Midwich - Cut Flowers
Memoirs of an Aesthete CDR.

Midwich - October in Yorkshire
Zanntone. 3” CDR. 50 Copies.

Midwich - Faraday Cage
Matching Head. Cassette. [C90] MH176.





According to Rob Hayler’s account of the evening everyone had a marvelous time at the recent Midwich return to live action gig. The dusting of snow that was enough to keep me in front of a roaring log fire ten miles away wasn’t enough to deter other, more hardened, punters from heading into West Yorkshire for the gig of the year thus far. Including intrepid traveller Simon DDDD who made the 500 mile round trip from Southampton and a few others who crossed the Pennines and trailed up the M6 with little or no hope [I presume] of retuning to their beds that night. All huddled in an camaradic embrace of alcoholic warmth they droned and made noises at deafening volumes until the bar staff chucked them out into the cold and crispy night at closing time.

But I don’t do regret. It eats away at you like a disease. Instead I take great satisfaction in the fact that Mr Hayler was kind enough to forward me the fruits of his most recent labours in the shape of the above. Armed with these three releases I was able to recreate, in the comfort of my own sitting room, what it would have been like to bob my head surrounded by the good and knowing of the ‘Northern drone scene’ [©] with a glass of Malbec by my side.

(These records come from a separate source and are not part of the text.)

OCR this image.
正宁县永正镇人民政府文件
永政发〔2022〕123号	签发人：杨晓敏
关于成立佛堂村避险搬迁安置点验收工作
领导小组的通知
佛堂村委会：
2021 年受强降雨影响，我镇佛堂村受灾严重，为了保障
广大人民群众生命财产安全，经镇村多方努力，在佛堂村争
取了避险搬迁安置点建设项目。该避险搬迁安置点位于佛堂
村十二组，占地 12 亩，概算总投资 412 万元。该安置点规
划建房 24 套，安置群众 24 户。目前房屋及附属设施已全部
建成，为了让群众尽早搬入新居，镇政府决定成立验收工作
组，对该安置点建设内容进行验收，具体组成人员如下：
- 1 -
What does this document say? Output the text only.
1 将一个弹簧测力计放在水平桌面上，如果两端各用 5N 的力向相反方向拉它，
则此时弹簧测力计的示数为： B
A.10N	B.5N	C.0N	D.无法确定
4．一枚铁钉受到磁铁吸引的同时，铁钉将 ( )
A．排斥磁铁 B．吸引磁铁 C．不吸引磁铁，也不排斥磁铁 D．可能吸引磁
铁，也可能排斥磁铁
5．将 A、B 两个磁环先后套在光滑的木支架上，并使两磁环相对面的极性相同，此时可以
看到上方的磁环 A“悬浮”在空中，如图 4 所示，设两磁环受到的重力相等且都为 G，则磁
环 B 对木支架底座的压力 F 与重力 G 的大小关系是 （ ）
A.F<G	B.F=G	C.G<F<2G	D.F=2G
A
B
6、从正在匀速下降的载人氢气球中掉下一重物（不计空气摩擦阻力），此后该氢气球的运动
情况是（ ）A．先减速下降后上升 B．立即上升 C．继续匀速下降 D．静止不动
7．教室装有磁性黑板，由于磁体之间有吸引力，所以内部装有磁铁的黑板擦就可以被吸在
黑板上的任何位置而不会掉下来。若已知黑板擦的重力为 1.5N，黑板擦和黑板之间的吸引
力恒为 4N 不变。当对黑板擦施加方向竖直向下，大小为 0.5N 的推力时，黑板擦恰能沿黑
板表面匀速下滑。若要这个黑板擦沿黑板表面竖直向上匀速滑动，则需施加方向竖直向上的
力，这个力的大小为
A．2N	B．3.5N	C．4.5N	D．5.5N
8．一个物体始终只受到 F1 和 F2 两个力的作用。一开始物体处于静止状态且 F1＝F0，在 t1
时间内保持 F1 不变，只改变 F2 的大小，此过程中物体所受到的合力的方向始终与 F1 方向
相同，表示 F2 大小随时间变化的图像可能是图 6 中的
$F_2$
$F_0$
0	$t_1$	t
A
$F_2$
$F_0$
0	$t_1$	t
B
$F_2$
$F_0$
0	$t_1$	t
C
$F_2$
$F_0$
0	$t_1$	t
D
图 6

What’s interesting here [apart from the re-emergence of Midwich after a few years hiatus of course] is Zanntone. This being the newest label to appear from that hotbed of West Yorkshire experimentation - Mirfield. Whether the world needs another small run 3”CDR label is a question that can only be answered with the appearance of further releases but its not a bad start; the second track on ‘October in Yorkshire’ [Silver Lining] being an absolute stormer of the no nonsense head down mindless boogie, thumbs in belt loops, fractured beat bust that takes a simple keyboard motif, layers it with a drone and cranks it up until it scatters into a thousand digital fragments that dissolve like dying Alka Seltzer.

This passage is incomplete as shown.